GLORIA
Tan rojo era su pelo, que el púrpura cardenalicio la habría envidiado. No así el cardenal mismo, quien la encontraba simpática, con sus pecas juveniles, su cabellera desenvuelta y su andar desafiante. Sus escasos atuendos contrastaban con los litúrgicos ropajes del cardenal. Los de ella, en cambio, daban la placentera certitud de que el pecado no existe, de que el paraíso aún es posible.
El cardenal se acercó con su báculo a las gradas bajo el baldaquino de Bernini y se sentó en el tronoi. A poco llegaron los acólitos y corrigieron algunos detalles en la posición de la estola, de la casulla escarlata y de la cruz pectoral. En el fondo se oía el murmullo de ciertas letanías. Los monaguillos con sus incensarios inundaron el atrio de aromas. En la enorme nave de la basílica desierta el órgano solemne se tragaba los silencios.
A poca distancia, en otro baldaquino suspiraba la misteriosa Piedad de Miguel Ángel. “¡Cuántos silencios palpitan en ese mármol! ¡Cuántos misterios!”, se dijo. Reflexionó sobre la concepción cristiana de la piedad, de la misericordia, del perdón: “Quizás la iglesia sea solo una excusa de hombres poderosos, dueños del mundo, para acusar a otros más débiles, hacerles sentir culpables y condenarlos a ser pasados por el fuego o el filo de las armas. ¿Solo los poderosos somos capaces de sentir piedad, de perdonar?”

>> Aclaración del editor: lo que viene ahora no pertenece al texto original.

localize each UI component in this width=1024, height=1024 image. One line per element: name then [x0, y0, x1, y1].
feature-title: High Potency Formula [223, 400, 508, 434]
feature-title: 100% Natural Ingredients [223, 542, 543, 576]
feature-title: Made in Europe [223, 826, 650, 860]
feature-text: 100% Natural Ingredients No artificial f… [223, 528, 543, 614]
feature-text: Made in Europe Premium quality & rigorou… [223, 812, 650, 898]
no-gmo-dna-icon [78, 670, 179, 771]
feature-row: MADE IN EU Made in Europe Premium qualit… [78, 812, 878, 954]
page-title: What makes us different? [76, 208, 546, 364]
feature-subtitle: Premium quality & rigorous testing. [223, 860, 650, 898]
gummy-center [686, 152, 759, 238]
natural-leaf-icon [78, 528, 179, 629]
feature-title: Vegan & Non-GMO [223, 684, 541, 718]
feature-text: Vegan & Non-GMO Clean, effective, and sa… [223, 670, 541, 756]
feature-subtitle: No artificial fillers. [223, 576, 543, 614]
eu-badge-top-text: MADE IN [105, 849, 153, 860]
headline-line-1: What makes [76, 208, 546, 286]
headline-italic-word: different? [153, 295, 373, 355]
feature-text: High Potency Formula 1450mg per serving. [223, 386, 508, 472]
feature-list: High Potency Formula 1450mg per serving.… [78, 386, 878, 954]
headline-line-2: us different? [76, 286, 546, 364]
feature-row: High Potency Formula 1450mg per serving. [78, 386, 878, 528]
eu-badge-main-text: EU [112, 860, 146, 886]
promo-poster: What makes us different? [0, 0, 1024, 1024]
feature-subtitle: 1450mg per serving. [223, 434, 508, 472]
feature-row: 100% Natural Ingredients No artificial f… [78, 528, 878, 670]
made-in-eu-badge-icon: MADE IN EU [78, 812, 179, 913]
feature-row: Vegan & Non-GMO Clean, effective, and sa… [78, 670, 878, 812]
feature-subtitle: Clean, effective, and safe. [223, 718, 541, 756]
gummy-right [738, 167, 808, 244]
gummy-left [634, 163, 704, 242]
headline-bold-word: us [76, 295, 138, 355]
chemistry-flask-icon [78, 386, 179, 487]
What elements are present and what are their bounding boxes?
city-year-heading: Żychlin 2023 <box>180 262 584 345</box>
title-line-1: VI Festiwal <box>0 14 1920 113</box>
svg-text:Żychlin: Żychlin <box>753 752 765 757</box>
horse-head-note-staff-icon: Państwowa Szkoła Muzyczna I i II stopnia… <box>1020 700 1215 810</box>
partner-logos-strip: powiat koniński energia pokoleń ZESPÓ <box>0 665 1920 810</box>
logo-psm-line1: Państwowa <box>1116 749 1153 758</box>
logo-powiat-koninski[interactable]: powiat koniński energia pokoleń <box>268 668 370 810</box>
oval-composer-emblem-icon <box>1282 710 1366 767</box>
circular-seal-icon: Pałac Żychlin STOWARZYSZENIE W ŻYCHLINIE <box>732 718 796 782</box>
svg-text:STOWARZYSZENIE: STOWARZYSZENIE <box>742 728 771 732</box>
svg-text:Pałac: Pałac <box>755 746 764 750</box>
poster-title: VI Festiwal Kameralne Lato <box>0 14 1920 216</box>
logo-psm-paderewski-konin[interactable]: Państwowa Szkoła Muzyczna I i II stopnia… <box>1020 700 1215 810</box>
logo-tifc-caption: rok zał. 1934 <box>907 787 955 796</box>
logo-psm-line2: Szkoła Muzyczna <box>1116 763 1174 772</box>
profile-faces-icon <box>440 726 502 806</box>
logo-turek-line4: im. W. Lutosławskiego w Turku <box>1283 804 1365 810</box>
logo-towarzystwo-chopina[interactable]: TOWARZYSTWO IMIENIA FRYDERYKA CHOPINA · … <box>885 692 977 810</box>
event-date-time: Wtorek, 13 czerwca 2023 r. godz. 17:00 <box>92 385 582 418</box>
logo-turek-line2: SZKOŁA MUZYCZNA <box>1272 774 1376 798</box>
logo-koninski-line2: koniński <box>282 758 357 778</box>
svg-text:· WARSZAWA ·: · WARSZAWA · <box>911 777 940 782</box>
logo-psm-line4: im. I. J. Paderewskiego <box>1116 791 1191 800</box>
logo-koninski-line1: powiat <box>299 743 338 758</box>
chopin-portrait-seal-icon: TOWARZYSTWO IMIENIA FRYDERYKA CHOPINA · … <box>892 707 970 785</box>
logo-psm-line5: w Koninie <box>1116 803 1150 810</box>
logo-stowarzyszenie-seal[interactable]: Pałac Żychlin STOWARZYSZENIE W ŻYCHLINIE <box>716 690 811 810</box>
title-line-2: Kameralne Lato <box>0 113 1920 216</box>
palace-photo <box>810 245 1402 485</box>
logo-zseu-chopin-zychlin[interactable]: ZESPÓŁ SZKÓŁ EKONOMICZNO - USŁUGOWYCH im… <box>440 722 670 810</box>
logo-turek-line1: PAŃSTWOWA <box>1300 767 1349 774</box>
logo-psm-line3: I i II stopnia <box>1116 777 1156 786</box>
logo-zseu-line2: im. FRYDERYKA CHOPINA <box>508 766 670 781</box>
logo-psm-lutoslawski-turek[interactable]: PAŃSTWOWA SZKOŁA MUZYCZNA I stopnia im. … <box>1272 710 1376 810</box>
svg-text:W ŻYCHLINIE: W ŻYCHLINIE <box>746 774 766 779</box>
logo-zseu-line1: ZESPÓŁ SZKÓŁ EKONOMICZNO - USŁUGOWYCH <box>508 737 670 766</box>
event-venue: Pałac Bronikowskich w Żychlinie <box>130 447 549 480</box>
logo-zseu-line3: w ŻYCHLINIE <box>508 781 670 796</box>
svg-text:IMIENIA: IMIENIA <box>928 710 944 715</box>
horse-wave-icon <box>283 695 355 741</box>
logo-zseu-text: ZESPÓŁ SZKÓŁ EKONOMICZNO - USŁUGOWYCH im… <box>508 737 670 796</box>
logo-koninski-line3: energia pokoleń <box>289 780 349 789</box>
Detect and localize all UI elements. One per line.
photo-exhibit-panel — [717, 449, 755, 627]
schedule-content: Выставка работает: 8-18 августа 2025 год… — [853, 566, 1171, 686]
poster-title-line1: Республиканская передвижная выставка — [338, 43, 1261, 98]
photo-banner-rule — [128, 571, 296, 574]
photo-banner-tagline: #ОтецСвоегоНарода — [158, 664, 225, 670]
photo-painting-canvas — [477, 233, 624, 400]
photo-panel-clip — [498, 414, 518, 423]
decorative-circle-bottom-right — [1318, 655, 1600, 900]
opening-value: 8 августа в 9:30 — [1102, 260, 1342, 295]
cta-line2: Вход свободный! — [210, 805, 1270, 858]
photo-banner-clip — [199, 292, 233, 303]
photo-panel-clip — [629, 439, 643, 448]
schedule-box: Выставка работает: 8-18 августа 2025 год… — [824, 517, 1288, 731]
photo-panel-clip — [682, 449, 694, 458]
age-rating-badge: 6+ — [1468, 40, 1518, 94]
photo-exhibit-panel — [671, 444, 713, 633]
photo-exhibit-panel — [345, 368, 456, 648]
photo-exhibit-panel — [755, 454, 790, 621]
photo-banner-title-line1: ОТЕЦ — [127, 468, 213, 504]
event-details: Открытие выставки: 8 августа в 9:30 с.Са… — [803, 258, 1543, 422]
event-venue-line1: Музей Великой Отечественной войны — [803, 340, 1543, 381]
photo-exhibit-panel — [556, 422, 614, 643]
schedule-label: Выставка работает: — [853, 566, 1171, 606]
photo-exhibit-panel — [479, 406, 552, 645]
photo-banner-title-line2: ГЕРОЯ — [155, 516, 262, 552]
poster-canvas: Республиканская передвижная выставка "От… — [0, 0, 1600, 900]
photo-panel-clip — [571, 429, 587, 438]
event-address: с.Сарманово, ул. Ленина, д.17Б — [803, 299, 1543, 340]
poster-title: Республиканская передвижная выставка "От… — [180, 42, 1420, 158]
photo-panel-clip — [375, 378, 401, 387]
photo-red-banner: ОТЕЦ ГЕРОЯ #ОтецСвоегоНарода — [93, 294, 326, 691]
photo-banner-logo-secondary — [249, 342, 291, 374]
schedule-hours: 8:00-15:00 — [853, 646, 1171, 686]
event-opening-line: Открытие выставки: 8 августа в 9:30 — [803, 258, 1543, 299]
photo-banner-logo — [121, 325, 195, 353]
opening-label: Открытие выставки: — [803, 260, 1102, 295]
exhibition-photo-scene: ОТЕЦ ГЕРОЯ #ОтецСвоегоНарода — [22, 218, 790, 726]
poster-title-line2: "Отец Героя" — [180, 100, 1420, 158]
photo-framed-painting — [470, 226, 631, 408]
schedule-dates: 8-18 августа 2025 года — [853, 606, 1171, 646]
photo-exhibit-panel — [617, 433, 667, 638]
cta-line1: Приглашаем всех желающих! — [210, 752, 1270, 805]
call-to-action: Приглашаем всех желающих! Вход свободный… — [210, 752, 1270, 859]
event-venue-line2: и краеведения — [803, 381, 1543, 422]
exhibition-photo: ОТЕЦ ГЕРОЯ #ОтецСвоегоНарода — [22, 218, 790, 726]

El cardenal se ajustó la mitra de seda damasquina y corrigió las ligeras asimetrías de su cruz pectoral. Era un hombre de unos sesenta años, de perfil romano y mirada audaz. Sentado en la prominente silla cardenalicia y volviéndose hacia la joven mujer, le indicó que se acercara. Extendió entonces su anillo de zafiro y la invitó a besar aquella prenda reluciente en su mano temblorosa.
-No he venido a orar ni a pedir perdón. No busco ni consejo ni clemencia. No creo en la culpa, ni en el pecado.
La muchacha traía la nariz perforada con pequeñas sortijas relucientes. Algunos tatuajes asomaban tras la falda corta, sobre el tercio medio de sus muslos. La luz que atravesaba los vitrales dominaba la escena.
- Entonces, ¿a qué ha venido? En la iglesia nos ocupamos de administrar las culpas, las indulgencias, los pecados. Y usted, según me ha escrito antes, es una prostituta. Le haría bien un poco de piedad y de misericordia divina, entrar en la gracia purificadora de la fe y alcanzar la gloria.
- Mi nombre es, precisamente, Gloria. Usted, un hombre solitario, se dedica a martirizar las consciencias de quienes disfrutan del placer y de la vida. Yo, al igual que mi madre, me dedico a dar amor a hombres solitarios y tristes, como usted. Mi madre le ofreció a usted su amor y usted iba a buscarlo por las tardes en el barrio de Trastévere. Su eminencia reverendísima, yo soy su hija, querido cardenal.